Uiteindelijk krijgt hij toch acht jaar cel. Bovendien kwam daar in september dit jaar nog vier jaar bovenop in een andere zaak. Zijn vrouw en -inmiddels- twee kinderen zullen hun man en vader nog een tijd moeten missen.
Oekraïense grens
Erkel beschrijft die hele geschiedenis op een meeslepende wijze. En de lezer láát zich meeslepen, niet in het minst omdat het levende geschiedenis betreft. Deze jonge radicalen zijn onder ons! Ook de beschrijving vanuit het gezichtspunt van Samir is, ondanks de eenzijdigheid die dat meebrengt, een gouden greep. Terrorist of niet, de lezer begint sympathie te voelen voor de aardige jongen. Je krijgt medelijden met hem als hij met z’n vriendje bij de Oekraïense grens door de hoge sneeuw banjert. De bedoelingen van Samir zijn -op zijn manier- oprecht, daar kan geen twijfel over bestaan.

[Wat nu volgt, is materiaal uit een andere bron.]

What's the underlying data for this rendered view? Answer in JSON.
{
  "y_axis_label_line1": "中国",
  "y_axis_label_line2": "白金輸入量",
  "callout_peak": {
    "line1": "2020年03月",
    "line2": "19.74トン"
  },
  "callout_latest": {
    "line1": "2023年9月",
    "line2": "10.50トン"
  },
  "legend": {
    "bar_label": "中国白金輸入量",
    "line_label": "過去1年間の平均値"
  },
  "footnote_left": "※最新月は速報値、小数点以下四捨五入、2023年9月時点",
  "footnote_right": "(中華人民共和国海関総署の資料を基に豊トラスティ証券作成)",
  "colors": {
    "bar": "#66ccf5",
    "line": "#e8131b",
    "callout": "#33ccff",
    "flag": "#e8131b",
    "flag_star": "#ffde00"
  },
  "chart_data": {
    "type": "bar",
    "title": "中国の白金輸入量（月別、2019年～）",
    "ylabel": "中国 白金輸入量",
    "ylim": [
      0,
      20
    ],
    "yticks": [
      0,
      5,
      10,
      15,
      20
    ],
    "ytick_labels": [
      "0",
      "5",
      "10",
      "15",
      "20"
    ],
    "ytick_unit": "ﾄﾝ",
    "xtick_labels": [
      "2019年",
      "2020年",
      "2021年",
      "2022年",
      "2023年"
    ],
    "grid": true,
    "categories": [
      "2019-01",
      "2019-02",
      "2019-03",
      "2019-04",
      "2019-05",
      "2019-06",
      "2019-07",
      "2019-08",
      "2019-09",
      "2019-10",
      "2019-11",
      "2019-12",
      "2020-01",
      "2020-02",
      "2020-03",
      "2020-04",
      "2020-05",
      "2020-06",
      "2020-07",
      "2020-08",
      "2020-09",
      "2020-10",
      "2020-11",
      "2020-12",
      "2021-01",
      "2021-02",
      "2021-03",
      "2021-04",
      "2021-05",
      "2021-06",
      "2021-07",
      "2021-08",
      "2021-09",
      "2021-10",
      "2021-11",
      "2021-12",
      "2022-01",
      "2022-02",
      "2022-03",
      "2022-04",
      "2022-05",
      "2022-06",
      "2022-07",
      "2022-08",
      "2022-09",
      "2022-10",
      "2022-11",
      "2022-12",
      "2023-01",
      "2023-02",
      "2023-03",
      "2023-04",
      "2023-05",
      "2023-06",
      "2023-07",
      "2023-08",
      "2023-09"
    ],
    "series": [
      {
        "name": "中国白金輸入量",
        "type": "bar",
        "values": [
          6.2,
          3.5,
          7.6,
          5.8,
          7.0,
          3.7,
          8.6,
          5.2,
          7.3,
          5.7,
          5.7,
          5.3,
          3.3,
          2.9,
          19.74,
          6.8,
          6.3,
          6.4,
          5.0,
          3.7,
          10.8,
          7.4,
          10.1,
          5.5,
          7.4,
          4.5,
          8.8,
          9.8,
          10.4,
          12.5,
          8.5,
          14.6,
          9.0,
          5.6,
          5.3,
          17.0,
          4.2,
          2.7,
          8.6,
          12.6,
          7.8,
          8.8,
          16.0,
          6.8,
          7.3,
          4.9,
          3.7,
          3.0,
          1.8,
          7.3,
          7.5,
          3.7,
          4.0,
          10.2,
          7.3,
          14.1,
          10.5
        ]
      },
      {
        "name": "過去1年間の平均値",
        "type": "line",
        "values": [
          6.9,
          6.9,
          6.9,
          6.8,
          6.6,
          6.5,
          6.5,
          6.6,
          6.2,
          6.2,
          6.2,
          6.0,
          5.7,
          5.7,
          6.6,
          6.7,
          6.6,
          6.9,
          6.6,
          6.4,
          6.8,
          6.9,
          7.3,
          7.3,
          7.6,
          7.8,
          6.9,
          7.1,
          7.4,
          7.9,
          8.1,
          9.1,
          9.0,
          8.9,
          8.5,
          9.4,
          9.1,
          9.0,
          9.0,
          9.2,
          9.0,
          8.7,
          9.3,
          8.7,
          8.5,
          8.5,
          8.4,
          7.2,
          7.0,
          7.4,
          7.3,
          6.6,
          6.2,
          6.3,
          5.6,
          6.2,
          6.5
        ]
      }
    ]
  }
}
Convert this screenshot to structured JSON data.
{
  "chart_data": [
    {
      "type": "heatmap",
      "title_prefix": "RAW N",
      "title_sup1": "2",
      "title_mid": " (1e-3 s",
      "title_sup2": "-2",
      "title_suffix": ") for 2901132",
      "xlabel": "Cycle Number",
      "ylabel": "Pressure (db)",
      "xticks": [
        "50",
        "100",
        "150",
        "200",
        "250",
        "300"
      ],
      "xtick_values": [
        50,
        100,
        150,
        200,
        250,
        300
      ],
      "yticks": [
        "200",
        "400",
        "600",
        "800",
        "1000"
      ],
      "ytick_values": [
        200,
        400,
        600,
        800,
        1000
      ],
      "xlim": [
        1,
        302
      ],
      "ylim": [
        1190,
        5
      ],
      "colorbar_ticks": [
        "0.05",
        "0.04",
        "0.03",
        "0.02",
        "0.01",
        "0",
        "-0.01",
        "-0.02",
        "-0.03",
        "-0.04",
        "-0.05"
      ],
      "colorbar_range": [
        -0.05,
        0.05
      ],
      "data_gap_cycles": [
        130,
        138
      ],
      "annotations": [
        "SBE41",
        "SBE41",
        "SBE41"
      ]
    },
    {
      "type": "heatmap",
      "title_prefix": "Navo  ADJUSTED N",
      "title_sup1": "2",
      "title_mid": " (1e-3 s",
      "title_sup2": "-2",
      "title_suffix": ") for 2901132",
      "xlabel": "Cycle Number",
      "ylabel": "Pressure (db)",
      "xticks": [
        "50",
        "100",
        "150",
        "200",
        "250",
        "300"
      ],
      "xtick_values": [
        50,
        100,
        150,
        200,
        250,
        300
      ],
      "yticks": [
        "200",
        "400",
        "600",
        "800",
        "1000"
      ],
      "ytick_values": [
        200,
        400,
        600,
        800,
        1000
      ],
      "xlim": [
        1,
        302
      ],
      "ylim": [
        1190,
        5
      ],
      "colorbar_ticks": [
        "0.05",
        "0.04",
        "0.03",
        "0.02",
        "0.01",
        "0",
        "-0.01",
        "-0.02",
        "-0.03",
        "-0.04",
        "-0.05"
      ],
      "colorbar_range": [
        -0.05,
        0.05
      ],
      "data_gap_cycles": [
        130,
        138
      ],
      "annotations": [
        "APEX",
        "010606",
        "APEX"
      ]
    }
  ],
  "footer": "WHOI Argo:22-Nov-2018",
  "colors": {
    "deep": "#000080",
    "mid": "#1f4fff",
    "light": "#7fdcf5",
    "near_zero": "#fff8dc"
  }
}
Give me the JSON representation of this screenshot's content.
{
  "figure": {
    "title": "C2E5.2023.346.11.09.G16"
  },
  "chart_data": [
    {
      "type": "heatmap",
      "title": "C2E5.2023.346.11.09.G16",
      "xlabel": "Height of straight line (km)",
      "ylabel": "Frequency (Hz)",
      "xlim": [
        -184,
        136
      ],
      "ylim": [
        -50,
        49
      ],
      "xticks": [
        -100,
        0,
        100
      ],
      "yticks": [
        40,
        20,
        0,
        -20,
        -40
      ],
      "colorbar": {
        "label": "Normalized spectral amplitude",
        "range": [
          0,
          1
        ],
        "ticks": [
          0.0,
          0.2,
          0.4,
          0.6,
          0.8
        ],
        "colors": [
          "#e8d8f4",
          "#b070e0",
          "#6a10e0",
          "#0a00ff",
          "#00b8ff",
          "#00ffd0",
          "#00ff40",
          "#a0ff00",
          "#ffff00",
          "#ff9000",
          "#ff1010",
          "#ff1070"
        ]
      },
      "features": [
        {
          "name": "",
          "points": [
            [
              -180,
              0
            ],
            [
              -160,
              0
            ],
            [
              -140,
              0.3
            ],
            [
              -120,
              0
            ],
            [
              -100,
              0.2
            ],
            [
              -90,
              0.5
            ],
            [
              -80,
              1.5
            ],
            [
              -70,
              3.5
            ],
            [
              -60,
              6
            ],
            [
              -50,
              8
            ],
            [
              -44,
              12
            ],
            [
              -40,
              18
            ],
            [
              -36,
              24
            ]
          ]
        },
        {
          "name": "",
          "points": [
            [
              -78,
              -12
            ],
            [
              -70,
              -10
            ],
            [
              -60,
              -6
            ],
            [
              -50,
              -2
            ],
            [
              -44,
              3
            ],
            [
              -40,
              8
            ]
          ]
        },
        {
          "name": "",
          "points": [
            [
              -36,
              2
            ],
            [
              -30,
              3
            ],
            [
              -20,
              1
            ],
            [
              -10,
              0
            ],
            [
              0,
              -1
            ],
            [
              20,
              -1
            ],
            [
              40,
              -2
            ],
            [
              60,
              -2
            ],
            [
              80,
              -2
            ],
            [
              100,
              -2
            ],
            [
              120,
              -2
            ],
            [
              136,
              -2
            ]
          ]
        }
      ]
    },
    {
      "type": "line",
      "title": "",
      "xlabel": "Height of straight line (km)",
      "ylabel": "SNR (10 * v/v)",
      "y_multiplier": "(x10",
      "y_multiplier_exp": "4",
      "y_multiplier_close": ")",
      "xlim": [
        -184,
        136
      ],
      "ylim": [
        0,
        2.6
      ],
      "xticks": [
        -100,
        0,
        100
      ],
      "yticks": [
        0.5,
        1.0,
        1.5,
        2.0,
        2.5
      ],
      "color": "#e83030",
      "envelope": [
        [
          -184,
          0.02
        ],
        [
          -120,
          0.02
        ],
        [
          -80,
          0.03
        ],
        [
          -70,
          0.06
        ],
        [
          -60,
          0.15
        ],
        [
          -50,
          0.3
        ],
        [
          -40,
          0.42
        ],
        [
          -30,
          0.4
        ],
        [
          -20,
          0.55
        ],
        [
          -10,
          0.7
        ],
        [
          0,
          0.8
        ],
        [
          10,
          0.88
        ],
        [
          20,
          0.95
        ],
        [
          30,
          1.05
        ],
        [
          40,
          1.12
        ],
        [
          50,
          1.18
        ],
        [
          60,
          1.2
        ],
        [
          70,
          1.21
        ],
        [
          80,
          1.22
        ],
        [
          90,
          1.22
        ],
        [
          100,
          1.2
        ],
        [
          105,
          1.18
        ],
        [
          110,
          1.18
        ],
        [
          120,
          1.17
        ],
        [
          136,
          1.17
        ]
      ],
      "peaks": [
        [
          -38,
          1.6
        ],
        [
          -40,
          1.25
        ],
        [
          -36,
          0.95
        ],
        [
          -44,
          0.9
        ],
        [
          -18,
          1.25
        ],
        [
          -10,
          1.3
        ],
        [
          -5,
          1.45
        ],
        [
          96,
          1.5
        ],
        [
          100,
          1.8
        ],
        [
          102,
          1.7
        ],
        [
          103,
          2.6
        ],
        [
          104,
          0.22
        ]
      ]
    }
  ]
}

Ook belangrijk: de vele details maken het boek levensecht. Zo krijgen Samir en zijn schoolvriend op hun mislukte reis naar Tsjetsjenië een broodje worst van een taxichauffeur. Dat gooien ze stiekem weg omdat het niet halal is. Ook zapt Samir tijdens het tv-kijken weg als er aantrekkelijke vrouwen in beeld komen. Hij gaat zelfs zo ver dat hij het journaal niet kijkt als dat wordt gepresenteerd door Sacha de Boer.
Bijdehand
Tegelijk is in veel opzichten te merken dat Erkel (nog) geen topauteur is. Zo staat de moordpartij die wordt beschreven in schril contrast met de zoete manier waarop de rebellen elkaar aanspreken („bijdehand, ga maar gauw terug naar je plaats”). Bovendien houden de ellenlange conversaties het verhaal soms onnodig op, bijvoorbeeld als de moedjahedien zoeken naar de beste locatie voor een aanslag.
Ook de soms wel erg snelle situatiewisselingen en veelheid aan personen doen het boek geen goed, al is dat vaak lastig te voorkomen met een verhaal dat op waarheid is gebaseerd. Wél te voorkomen waren in elk geval de menigvuldige taal- en andere fouten. Iemand meewarend aankijken, verleidt worden, Rotterdam als de Hofstad aanduiden; een betere eindredactie was op dit punt niet overbodig geweest.
Een ander minpunt is dat Erkel pas in het nawoord uitlegt dat het boek niet geheel op werkelijkheid is gebaseerd. Een lezer die minder in de materie zit, wordt daarmee op het verkeerde been gezet en zal zich bekocht voelen. De hele setting van het boek belooft immers een waarheidsgetrouwe roman. Daarnaast wordt niet precies duidelijk welke gedeelten wél en welke delen niet op waarheid berusten.
Fictief zijn in elk geval de laatste hoofdstukken. De werkelijkheid stopt vlak voor de laatste arrestatie van Samir. Erkel wacht die in het boek niet af; Samir vertrekt definitief naar Tsjetsjenië. Daar verkrijgt hij, tussen zijn medestrijders voor Allah, zijn grootste wens. Allah kan trots op hem zijn. De beloning wacht.
Dat vooruitzicht bezorgt Samir in de gevangenis mogelijk kippenvel. Maar niet alleen hem. Want over een aantal jaren is Samir weer vrij man.